こんにちは、母さん(2023年製作の映画)
4.0

このレビューはネタバレを含みます

心がふっとゆるむ、そんな映画でした。

大会社の人事部長として、神経をすり減らす日々を送る昭夫(大泉洋)。そんなとき、実家のご近所さんのお煎餅を食べて、一言。
「お煎餅は、人の心をなぐさめるためにあるんだなぁ。俺もこういうものをつくる仕事を選べばよかった。
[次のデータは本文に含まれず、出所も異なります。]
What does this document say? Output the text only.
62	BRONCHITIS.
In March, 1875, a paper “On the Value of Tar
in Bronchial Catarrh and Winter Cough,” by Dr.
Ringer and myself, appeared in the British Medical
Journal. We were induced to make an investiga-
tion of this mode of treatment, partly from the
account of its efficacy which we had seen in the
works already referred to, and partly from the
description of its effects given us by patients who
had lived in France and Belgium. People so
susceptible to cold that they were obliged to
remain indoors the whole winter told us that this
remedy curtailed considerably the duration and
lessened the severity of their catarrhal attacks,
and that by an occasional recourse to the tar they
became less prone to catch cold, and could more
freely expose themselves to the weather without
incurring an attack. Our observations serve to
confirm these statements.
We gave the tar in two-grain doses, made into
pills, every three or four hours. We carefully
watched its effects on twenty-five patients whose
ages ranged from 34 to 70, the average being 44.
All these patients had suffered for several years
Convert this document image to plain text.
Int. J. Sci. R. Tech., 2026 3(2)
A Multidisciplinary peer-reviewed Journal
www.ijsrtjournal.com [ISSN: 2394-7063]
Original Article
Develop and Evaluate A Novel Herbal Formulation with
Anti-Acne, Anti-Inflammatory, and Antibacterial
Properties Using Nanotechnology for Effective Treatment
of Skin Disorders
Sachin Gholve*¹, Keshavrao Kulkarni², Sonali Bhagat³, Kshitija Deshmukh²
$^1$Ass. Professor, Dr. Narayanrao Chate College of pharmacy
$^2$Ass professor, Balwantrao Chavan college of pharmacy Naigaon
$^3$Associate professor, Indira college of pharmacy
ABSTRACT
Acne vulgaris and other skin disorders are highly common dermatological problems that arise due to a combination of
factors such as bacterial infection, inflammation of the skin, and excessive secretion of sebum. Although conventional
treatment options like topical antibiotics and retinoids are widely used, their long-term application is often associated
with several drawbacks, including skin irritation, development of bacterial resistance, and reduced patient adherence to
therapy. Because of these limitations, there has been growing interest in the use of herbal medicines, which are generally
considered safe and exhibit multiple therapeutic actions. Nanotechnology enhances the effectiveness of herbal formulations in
こういうものは、裏切らないから……」そういって涙を流す昭夫に、わたしも思わず感情移入してしまいました。

家では妻との離婚問題、大学生になった娘・舞(永野芽郁)との関係に頭を悩ませるなど、公私ともに問題山積の日々。

「話しても、どうにもなんないから!」
はじめのころ、昭夫は、母に対して何度もこう突き放します。

けれども、お節介がすぎるほどに温かい下町の住民や、これまでとは違う母との触れ合いを通じ、昭夫は、すこしずつ自分のことを話し始めます。

思いもよらず共感を得たり、自分の気持ちをただぶつけたりするなかで、昭夫のこころは、すこしずつ人間らしさを取り戻すのです。

まさに言語化が、強張ったこころを、ほぐしていったのでしょう。

「もう疲れちゃいました。
 この仕事は私には合わなかったのだと思います」

そう胸をはって、堂々と言い切った昭夫の、憑き物がとれたような表情に、わたしまでホッとした気持ちになりました。

昭夫とおなじように、がんじがらめで身動きがとれず、どうしようもない生活に、疲れ切っている人は多いんじゃないかなぁ。
わたしもそんな一人です。
そんな等身大の生活を、山田洋次監督が、人情味であたたかく包んでくれたような、そんなほっこりする映画でした。